Written by: Charles Morris; Source: Bill MacDonald via Quora
 
#2
Nice summary. And don’t forget the valley us even harder when battery economies of scale mean that they will heed to match Tesla or China inc. prices but have higher cost
 
#3
Great article. I would, however, caution on the following; in 2008 when it became apparent that the iPhone was going to become huge and would completely upend the entire market, there was talk of potential competitors not having access to the screens necessary to make their own iPhone-like devices.
As enough investment began to take an interest in that, the ramp up was quick and Samsung had competing devices out in time to establish themselves where they are now.

While the batteries needed for EV's dwarfs the smartphone market by several orders of magnitude, now that it is becoming indisputable the Tesla and BEV's are about to do to the car industry what the iphone did to the phone business, the majority or large hedge funds and investment managers are now directing lots of money to BEV development and specifically to battery research to improve energy density and life-cycles. What all this means, in my humble opinion, is that the auto industry will see a shift where the legacy ICE makers will be relegated to the fringes and will find other ways to leverage their existing infrastructure for other purposes like making body parts (which they've proven to be very good at) and other items for the new brands that will take their place as the mainstream BEV makers.
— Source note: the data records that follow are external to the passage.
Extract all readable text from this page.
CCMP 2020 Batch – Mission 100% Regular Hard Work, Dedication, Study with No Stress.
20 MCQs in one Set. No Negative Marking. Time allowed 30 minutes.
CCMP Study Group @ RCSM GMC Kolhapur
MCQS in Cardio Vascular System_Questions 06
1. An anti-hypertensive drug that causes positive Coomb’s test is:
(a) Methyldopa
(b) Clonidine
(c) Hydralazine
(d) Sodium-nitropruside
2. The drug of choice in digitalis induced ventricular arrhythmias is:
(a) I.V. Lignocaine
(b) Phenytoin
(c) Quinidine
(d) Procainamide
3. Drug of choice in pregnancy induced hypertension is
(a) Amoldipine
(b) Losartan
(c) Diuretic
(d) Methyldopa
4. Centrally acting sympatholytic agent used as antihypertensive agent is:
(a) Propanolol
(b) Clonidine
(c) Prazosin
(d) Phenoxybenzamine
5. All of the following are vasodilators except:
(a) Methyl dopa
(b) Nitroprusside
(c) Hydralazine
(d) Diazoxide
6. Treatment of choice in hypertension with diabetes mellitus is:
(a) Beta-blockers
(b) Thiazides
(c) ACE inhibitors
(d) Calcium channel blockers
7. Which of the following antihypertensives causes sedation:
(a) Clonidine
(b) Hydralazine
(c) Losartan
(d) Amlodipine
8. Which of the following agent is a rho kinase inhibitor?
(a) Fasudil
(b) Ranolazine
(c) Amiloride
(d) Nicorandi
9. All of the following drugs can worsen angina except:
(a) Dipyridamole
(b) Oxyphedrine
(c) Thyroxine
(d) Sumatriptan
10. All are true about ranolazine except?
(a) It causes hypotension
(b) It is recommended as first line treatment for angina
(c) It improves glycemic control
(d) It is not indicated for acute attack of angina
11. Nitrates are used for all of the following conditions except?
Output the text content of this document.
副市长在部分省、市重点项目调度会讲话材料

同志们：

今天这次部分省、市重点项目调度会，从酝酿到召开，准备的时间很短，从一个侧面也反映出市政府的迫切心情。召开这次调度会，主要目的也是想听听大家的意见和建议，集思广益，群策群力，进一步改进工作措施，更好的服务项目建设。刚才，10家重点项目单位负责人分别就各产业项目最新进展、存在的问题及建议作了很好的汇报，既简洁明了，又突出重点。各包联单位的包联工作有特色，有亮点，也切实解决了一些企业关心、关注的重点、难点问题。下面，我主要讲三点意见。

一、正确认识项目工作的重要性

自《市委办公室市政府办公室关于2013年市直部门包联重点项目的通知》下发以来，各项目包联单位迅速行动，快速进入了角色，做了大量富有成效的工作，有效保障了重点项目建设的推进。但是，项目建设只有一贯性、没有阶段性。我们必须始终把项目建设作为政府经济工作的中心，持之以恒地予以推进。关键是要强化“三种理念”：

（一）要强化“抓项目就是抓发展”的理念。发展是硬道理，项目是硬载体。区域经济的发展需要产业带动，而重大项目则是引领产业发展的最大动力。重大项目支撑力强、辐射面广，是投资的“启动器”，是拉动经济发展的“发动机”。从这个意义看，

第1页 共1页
Regardless of how exactly you believe the future will turn out, this is certain. Tesla is the dominant maker of luxury and high quality BEVs and power storage solutions on residential and industrial scales and they have already secured their dominance for a few decades to come via their long term outlook in how they invested into researching and developing all these new products and technologies.

With all this in mind, looking at their stock price, below $500/share is still a good price to buy and hold. This stock will likely exceed $1k by 2020 (with 1mil plus TM3s on US roads) and I suspect that will be even after a split and I would not be surprised to see them split the solar and power storage portion of Tesla into their very own separate entities since those will become much bigger than the EV business.